Dossier Foot : “Le dopage est consubstantiel au sport de haut niveau”

Jean-François Bourg est économiste du sport et chercheur au Centre de droit et d’économie du sport de Limoges. Selon lui, le dopage est une réalité “massive” dans le monde du football.

Lyon Capitale : Selon les chiffres des contrôles antidopage, il n’y aurait que très peu de cas de dopage dans le football.

Jean-François Bourg : Je n’en crois pas un mot, c’est une grande farce. On a de multiples témoignages de médecins mais aussi de magistrats, qui prouvent le contraire. Les joueurs de l’équipe de France, Deschamps ou Zidane, qui sont tous passés par la Juventus de Turin et des clubs italiens, ont eu des taux d’hématocrite très élevés, qui révèlent une prise d’EPO. On ne veut pas voir la vérité, mais c’est un problème qui concerne tous les sportifs professionnels français, on ne s’interroge pas sur les nageurs non plus. En foot, c’est un vrai tabou, surtout depuis la coupe du monde 98 remportée par les Bleus. On nous explique que, sous prétexte que le foot est un sport collectif, il n’est quasiment pas touché par le dopage : c’est scandaleusement faux. Tous les plus grands spécialistes du dopage le confirment : il y a bien évidemment du dopage massif dans le football, on a des produits différents selon les disciplines sportives mais aussi selon le poste que l’on a dans cette même discipline. Un gardien de but ne prendra pas les mêmes produits qu’un attaquant.

Que faire alors pour révéler le dopage dans le football ?

Il faut multiplier les contrôles inopinés, car souvent le sportif est prévenu, il faut davantage de contrôles et de mesures, des examens et une traçabilité des produits pharmaceutiques. Mais cela supposerait une volonté de la part du sportif et du politique. Les deux n’ont de toute façon pas intérêt à dévaloriser commercialement le sport. Pour les États, on l’a bien vu à Pékin, le sport rapporte des médailles et peut montrer la supériorité d’un pays, d’un régime politique et d’un système économique. Le contrôle du dopage a pour seul effet de faire croire qu’on pourchasse les tricheurs, et de temps en temps on en prend quelques-uns pour crédibiliser cette pub-là, mais c’est une grande hypocrisie.

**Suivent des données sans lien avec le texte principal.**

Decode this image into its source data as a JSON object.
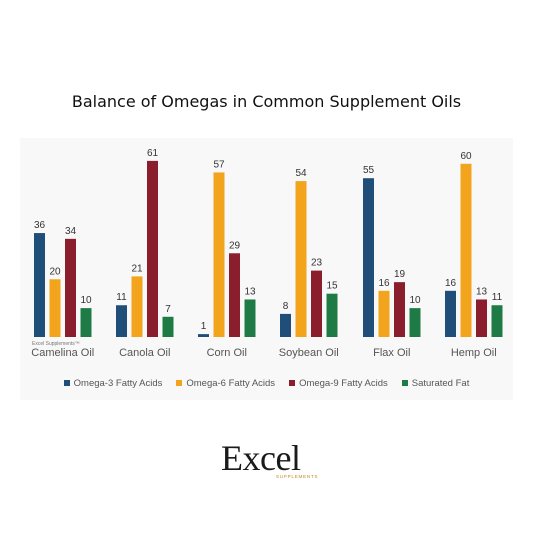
{
  "title": "Balance of Omegas in Common Supplement Oils",
  "chart_data": {
    "type": "bar",
    "title": "Balance of Omegas in Common Supplement Oils",
    "categories": [
      "Camelina Oil",
      "Canola Oil",
      "Corn Oil",
      "Soybean Oil",
      "Flax Oil",
      "Hemp Oil"
    ],
    "category_note": {
      "index": 0,
      "text": "Excel Supplements™"
    },
    "series": [
      {
        "name": "Omega-3 Fatty Acids",
        "color": "#1f4e79",
        "values": [
          36,
          11,
          1,
          8,
          55,
          16
        ]
      },
      {
        "name": "Omega-6 Fatty Acids",
        "color": "#f2a51c",
        "values": [
          20,
          21,
          57,
          54,
          16,
          60
        ]
      },
      {
        "name": "Omega-9 Fatty Acids",
        "color": "#8b1e2d",
        "values": [
          34,
          61,
          29,
          23,
          19,
          13
        ]
      },
      {
        "name": "Saturated Fat",
        "color": "#1e7b45",
        "values": [
          10,
          7,
          13,
          15,
          10,
          11
        ]
      }
    ],
    "ylim": [
      0,
      62
    ],
    "grid": false,
    "legend": "bottom"
  },
  "brand": {
    "word": "Excel",
    "subtitle": "SUPPLEMENTS"
  }
}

Selon vous, il y a un manque de volontarisme politique en la matière ?

Je ne vois pas comment on peut faire confiance à nos ministres, anciens sportifs eux-mêmes qui se sont pour la plupart dopés. Seule Marie-George Buffet a été admirable, mais elle a dû arrêter sa campagne anti-dopage, notamment juste avant la coupe du monde en France. Elle a voulu faire des contrôles inopinés lors d’un stage de préparation des Bleus, ce qui avait fortement énervé Aimé Jacquet. Mais on a aussi des Maurice Herzog, qui a été membre du CIO (comité international olympique) : il a donné son nom a une loi anti-dopage mais lui-même se “chargeait” pour pouvoir faire la conquête du 8000 mètres. C’est la formidable ambiguïté.

Course à la performance et dopage ne vont-ils pas forcément de pair ?

Mais ce n’est pas anormal que le sportif se dope, parce qu’il veut faire son métier, et qu’il a peu de temps pour ça. S’il n’en profite pas sur les cinq ou dix ans qu’il a devant lui, il n’y arrivera pas. Le discours moralisateur de la santé et des risques de maladies et de mort ne fonctionne pas sur un jeune de vingt ans. S’il ne se dope pas, il sera à la traîne par rapport à ses concurrents. Le dopage est consubstantiel au sport de haut niveau.